To Assure the Free Appropriate Public Education of all Children with Disabilities - 1995

Federal Funding for Special Education

Historical Overview

The Federal presence in elementary and secondary education in general, and special education in particular, was negligible until the 1960s. In 1966, hearings before an ad hoc subcommittee of the House of Representatives Education and Labor Committee revealed that only about one-third of the 5. 5 million children and youth with disabilities in the country were being provided appropriate special education services. According to the committee report, the remaining two-thirds were either totally excluded from public schools or "sitting idly in regular classrooms awaiting the time when they were old enough to 'drop out.'" Federal programs directed at children with disabilities, the Committee reported, were "minimal, fractionated, uncoordinated, and frequently given a low priority in the education community" (House Report No. 72-611, June 26, 1975, p. 2).

As a result of these hearings, Congress added Title VI to the Elementary and Secondary Education Act (P. L. 89-750) in 1966, establishing a two-year project grants program to assist the States in educating children and youth with disabilities. Allotments were based on the population of exceptional children age 3 through 21 in the State. The Elementary and Secondary Education Amendments of 1970 repealed Title VI as of July 1971 and created the Education of the Handicapped Act (EHA), P. L. 91-230. EHA consolidated a number of separate Federal grant programs related to children with disabilities under one statute. This new authority, the precursor of the current IDEA, was the first free-standing statute written expressly for children and youth with disabilities.

Part B of EHA provided a new formula grant program to replace the previous population-based grant. The maximum amount of the grant that a State could receive was equal to the number of children with disabilities age 3 through 21 receiving special education and related services times a specified percentage of the national average per pupil expenditure (APPE) in public elementary and secondary schools in the United States. See table 1.1 in Chapter 1 for a summary of Part B grants and APPE amounts since 1977.

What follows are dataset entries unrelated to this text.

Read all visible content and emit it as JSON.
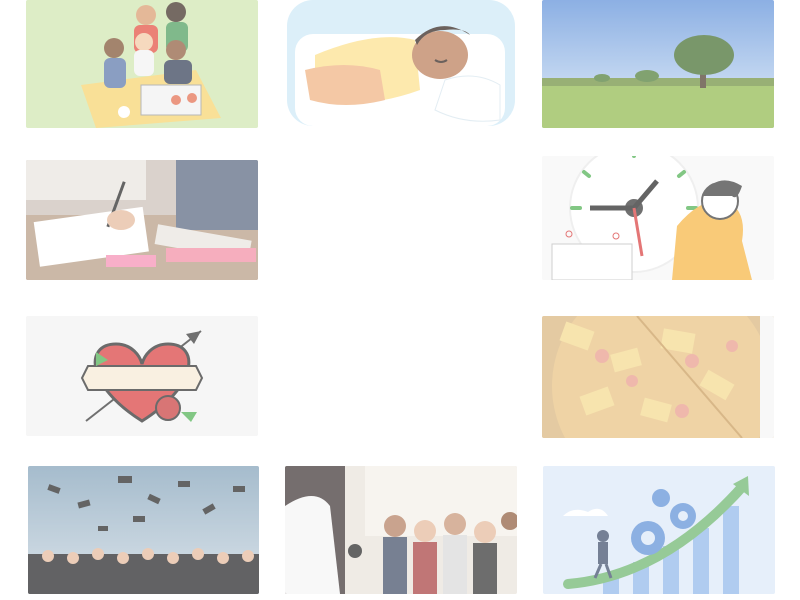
{
  "gallery": {
    "tiles": [
      {
        "id": "friends-picnic",
        "icon": "friends-picnic-illustration",
        "background": "#cfe6ae"
      },
      {
        "id": "person-sleeping",
        "icon": "sleeping-person-illustration",
        "background": "#e7f4fb"
      },
      {
        "id": "tree-meadow",
        "icon": "tree-meadow-photo",
        "background": "#9fc2ee"
      },
      {
        "id": "studying-notebooks",
        "icon": "studying-desk-photo",
        "background": "#d9cfc8"
      },
      {
        "id": "blank-slot-1",
        "icon": "empty-tile",
        "background": "#ffffff"
      },
      {
        "id": "clock-stress",
        "icon": "clock-worried-woman-illustration",
        "background": "#f7f7f7"
      },
      {
        "id": "mom-heart-tattoo",
        "icon": "mom-heart-tattoo-illustration",
        "background": "#f3f3f3"
      },
      {
        "id": "blank-slot-2",
        "icon": "empty-tile",
        "background": "#ffffff"
      },
      {
        "id": "pineapple-pizza",
        "icon": "pizza-photo",
        "background": "#e3c48a"
      },
      {
        "id": "graduation-caps",
        "icon": "graduation-caps-photo",
        "background": "#c9d6e0"
      },
      {
        "id": "presentation-audience",
        "icon": "presentation-audience-photo",
        "background": "#e9e2da"
      },
      {
        "id": "growth-gears",
        "icon": "growth-gears-illustration",
        "background": "#dbe8f8"
      }
    ]
  },
  "colors": {
    "green": "#cfe6ae",
    "sky": "#9fc2ee",
    "pizza": "#e3c48a",
    "accent_green": "#69b36a",
    "accent_orange": "#f6b33e",
    "heart_red": "#d83b3b"
  }
}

The new formula was a significant change from the way funds had previously been distributed. Prior law based allocations (a) to States on the number of all children, i. e., population, ages 3 through 21 within a State, times $8.75 per child, and (b) within States on a discretionary project basis. The new system for distributing funds within States made allotments based on the number of students eligible for special education services. The new system's objectives were to allow funds to flow to areas with relatively higher rates of eligible students (and therefore greater need) and create an incentive to locate and serve those students.

The 1990 Amendments to EHA changed its name to the Individuals with Disabilities Education Act (IDEA). To assist States in providing FAPE to children and youth with disabilities, IDEA authorizes three State formula grant programs and several discretionary grant programs.

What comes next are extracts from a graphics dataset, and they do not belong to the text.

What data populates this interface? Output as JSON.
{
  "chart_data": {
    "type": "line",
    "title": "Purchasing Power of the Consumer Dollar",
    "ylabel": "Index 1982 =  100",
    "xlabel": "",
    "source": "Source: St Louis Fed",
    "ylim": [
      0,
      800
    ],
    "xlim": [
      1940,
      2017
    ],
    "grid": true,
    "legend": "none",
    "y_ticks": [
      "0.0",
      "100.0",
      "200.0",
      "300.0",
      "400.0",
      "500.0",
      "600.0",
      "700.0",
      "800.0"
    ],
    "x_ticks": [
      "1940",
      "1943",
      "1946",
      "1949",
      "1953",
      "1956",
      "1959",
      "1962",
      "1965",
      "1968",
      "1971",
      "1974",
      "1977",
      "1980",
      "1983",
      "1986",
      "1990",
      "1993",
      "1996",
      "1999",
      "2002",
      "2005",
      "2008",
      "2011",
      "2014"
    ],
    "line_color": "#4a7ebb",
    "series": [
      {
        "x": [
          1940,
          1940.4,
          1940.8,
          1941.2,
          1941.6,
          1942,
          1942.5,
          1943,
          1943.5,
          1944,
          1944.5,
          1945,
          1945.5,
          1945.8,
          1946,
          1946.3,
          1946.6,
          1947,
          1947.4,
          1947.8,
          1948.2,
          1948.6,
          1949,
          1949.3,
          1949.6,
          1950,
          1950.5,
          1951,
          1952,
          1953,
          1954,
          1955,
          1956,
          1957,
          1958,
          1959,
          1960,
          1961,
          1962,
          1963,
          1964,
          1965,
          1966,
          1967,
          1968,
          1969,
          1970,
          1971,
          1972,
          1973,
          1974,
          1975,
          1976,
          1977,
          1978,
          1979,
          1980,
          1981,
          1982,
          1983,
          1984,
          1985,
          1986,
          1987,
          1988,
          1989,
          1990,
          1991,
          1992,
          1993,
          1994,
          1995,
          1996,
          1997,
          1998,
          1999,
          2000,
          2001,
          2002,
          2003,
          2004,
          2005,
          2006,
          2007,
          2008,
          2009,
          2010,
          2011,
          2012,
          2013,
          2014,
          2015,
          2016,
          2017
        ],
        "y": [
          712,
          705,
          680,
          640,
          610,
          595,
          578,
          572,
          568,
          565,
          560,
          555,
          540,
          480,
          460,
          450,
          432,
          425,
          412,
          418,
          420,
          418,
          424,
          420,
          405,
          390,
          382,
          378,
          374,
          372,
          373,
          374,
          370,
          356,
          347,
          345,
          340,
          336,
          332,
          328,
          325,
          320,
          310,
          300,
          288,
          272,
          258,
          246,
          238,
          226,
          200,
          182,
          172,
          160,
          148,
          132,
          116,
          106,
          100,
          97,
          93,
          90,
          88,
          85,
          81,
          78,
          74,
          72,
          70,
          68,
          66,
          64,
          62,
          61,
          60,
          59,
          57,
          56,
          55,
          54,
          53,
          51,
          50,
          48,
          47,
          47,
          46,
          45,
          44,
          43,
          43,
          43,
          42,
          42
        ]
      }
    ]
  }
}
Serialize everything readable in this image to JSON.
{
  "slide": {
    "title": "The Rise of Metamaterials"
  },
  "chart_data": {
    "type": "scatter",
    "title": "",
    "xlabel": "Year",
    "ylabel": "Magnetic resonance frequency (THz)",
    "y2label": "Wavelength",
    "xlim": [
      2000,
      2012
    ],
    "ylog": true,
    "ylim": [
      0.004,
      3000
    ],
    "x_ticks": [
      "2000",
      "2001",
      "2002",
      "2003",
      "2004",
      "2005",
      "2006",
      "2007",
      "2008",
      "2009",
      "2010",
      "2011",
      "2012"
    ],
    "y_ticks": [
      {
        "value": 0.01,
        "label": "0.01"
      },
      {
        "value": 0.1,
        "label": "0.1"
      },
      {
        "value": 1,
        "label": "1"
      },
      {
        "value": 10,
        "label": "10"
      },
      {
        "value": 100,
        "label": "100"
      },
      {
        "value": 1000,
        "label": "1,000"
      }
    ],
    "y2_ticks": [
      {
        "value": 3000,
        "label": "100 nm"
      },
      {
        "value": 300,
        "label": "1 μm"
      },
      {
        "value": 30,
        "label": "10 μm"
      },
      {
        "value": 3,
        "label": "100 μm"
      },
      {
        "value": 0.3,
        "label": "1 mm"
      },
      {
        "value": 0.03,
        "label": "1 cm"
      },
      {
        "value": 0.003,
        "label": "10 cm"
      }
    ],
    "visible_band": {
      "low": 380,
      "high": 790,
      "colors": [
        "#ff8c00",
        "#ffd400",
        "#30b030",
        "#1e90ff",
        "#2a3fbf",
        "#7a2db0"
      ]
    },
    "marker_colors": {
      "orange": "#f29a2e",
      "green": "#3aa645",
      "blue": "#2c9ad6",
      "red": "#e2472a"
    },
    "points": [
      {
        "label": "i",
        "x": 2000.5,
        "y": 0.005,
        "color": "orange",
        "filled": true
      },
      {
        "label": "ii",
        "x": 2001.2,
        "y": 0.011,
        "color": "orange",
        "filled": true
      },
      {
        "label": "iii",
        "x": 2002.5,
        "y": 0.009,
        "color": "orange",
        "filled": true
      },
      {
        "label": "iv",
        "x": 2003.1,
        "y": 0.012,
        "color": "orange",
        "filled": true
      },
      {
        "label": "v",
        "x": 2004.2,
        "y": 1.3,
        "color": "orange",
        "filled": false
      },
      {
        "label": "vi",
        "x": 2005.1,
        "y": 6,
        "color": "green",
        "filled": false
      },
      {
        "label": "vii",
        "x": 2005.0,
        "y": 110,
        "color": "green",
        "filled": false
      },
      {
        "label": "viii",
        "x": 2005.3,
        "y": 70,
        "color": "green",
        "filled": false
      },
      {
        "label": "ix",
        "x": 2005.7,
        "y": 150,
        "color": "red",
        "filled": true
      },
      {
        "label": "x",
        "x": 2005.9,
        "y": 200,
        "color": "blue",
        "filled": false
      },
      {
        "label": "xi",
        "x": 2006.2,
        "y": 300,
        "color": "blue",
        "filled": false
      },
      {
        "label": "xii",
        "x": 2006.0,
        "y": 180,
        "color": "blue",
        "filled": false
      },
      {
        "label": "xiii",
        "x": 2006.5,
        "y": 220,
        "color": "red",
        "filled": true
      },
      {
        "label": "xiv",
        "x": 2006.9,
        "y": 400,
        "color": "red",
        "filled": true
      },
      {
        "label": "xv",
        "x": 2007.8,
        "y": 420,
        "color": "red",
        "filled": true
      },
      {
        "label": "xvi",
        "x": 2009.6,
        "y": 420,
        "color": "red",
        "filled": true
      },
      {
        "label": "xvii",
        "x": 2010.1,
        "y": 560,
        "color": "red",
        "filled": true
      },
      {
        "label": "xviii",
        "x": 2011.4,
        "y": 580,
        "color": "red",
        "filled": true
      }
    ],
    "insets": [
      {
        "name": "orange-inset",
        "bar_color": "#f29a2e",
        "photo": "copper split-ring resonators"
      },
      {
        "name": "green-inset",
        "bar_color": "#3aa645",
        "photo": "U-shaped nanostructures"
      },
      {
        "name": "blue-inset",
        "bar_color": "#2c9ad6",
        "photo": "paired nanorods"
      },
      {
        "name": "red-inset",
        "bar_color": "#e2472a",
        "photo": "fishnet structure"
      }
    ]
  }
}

The discretionary grant programs (Parts C through G of IDEA) have the objective of stimulating improvements in educational services for children with disabilities. Included are grant programs designed to promote recruitment and training of special education personnel, research and demonstration projects, development and dissemination of instructional materials and information to teachers and parents, and some direct services for children.